Aturan itu akan menggugurkan aturan sebelumnya, yakni Peraturan Menteri Pendidikan, Budaya, Riset, dan Teknologi (Permendikbudristek) Nomor 12 Tahun 2024 tentang Kurikulum pada Pendidikan Anak Usia Dini, Jenjang Pendidikan Dasar, dan Jenjang Pendidikan Menengah.
"Ini bocoran, jurusan akan kita hidupkan lagi, nanti akan ada jurusan IPA, IPS, dan Bahasa," kata Mu'ti di Jakarta Jumat 11 April 2025.
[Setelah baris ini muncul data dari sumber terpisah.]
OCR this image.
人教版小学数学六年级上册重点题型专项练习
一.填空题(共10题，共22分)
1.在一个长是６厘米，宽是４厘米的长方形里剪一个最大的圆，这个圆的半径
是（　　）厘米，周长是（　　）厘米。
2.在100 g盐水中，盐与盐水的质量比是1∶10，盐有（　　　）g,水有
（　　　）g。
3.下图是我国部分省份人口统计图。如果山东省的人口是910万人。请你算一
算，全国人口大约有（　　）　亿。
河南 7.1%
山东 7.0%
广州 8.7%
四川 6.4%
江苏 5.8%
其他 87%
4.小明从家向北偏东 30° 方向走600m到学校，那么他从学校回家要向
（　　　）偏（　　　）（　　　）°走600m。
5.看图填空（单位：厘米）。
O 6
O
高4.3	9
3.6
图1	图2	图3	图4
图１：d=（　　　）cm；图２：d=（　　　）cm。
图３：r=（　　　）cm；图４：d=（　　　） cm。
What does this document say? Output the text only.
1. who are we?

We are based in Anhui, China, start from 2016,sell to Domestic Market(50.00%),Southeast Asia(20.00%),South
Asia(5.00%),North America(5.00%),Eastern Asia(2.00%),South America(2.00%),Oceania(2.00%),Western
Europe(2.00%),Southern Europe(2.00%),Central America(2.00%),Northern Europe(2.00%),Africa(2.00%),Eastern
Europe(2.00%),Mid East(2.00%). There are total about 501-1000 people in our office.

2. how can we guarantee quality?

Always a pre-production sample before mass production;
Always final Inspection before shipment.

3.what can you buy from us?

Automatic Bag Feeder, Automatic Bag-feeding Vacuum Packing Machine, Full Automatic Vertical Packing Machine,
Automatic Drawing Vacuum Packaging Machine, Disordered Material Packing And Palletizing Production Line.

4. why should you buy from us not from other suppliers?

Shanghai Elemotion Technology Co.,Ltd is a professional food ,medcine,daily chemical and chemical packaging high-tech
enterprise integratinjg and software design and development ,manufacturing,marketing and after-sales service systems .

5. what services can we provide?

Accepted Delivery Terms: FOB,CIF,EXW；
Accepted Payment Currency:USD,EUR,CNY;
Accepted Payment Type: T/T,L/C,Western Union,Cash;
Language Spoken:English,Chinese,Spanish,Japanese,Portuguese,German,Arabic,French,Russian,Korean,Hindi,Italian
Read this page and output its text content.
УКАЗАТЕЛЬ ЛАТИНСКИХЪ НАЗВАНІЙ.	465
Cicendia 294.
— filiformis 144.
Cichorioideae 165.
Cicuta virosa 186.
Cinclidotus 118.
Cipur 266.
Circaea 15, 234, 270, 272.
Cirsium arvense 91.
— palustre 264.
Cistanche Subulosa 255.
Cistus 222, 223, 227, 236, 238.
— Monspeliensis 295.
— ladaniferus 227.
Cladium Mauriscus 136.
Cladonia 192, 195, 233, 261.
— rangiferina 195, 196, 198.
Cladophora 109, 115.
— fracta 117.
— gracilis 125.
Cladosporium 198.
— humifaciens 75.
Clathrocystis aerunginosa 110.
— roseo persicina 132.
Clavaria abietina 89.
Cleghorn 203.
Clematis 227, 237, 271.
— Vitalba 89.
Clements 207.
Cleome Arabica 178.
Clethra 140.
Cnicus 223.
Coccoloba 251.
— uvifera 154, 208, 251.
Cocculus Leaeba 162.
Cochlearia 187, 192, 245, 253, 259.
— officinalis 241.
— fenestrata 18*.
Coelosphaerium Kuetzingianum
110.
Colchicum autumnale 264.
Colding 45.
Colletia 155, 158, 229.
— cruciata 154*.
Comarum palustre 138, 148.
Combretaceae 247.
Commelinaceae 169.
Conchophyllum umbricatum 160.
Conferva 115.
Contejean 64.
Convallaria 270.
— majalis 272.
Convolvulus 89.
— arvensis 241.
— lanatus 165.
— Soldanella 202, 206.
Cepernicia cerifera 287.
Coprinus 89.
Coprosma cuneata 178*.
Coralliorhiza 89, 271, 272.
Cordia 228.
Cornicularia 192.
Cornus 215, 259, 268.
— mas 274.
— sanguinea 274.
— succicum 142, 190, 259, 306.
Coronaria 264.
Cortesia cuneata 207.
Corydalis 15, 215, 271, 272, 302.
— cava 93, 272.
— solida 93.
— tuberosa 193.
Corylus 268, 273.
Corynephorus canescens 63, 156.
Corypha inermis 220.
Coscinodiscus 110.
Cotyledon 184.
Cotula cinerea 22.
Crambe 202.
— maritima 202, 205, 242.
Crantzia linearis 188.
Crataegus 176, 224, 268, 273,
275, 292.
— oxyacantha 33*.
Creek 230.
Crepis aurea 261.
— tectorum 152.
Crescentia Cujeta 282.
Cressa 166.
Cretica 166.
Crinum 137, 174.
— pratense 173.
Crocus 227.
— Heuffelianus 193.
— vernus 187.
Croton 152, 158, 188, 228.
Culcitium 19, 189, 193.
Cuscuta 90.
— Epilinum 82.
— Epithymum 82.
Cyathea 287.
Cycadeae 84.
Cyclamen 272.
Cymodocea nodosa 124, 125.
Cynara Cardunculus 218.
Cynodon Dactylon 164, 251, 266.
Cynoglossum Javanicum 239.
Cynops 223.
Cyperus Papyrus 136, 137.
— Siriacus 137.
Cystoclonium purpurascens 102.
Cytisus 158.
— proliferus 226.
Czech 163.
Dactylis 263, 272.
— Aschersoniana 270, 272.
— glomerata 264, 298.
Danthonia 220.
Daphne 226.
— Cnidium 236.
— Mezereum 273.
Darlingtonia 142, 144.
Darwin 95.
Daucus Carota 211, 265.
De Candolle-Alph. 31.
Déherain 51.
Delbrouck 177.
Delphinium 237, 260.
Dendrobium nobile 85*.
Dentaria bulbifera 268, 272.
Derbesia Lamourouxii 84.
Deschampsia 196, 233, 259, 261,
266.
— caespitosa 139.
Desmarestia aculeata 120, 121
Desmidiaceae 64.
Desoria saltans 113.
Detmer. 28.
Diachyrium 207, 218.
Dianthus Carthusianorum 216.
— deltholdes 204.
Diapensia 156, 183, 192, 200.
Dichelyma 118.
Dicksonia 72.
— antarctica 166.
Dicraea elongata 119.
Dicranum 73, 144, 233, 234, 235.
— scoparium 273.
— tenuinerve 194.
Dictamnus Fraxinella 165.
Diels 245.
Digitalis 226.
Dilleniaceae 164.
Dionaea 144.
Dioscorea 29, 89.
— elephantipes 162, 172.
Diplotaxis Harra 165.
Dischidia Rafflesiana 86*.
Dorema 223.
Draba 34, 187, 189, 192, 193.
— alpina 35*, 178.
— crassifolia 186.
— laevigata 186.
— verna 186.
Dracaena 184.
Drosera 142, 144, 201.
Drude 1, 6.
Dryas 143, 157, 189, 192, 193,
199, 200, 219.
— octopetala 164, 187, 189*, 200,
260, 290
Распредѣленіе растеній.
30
Baca juga: Jurusan IPA, IPS, dan Bahasa Dihapus, Ini Langkah Studi yang Perlu Dipersiapkan Siswa |
Dengan begitu, siswa yang memilih mengikuti Tes Kemampuan Akademik (TKA) sebagai pengganti Ujian Nasional akan wajib mengikuti tes Bahasa Indonesia dan Matematika. Selain itu, murid yang memilih jurusan IPA dan IPS akan dipersilakan untuk memilih satu mata pelajaran dalam rumpun ilmu jurusan mereka untuk diujikan dalam TKA.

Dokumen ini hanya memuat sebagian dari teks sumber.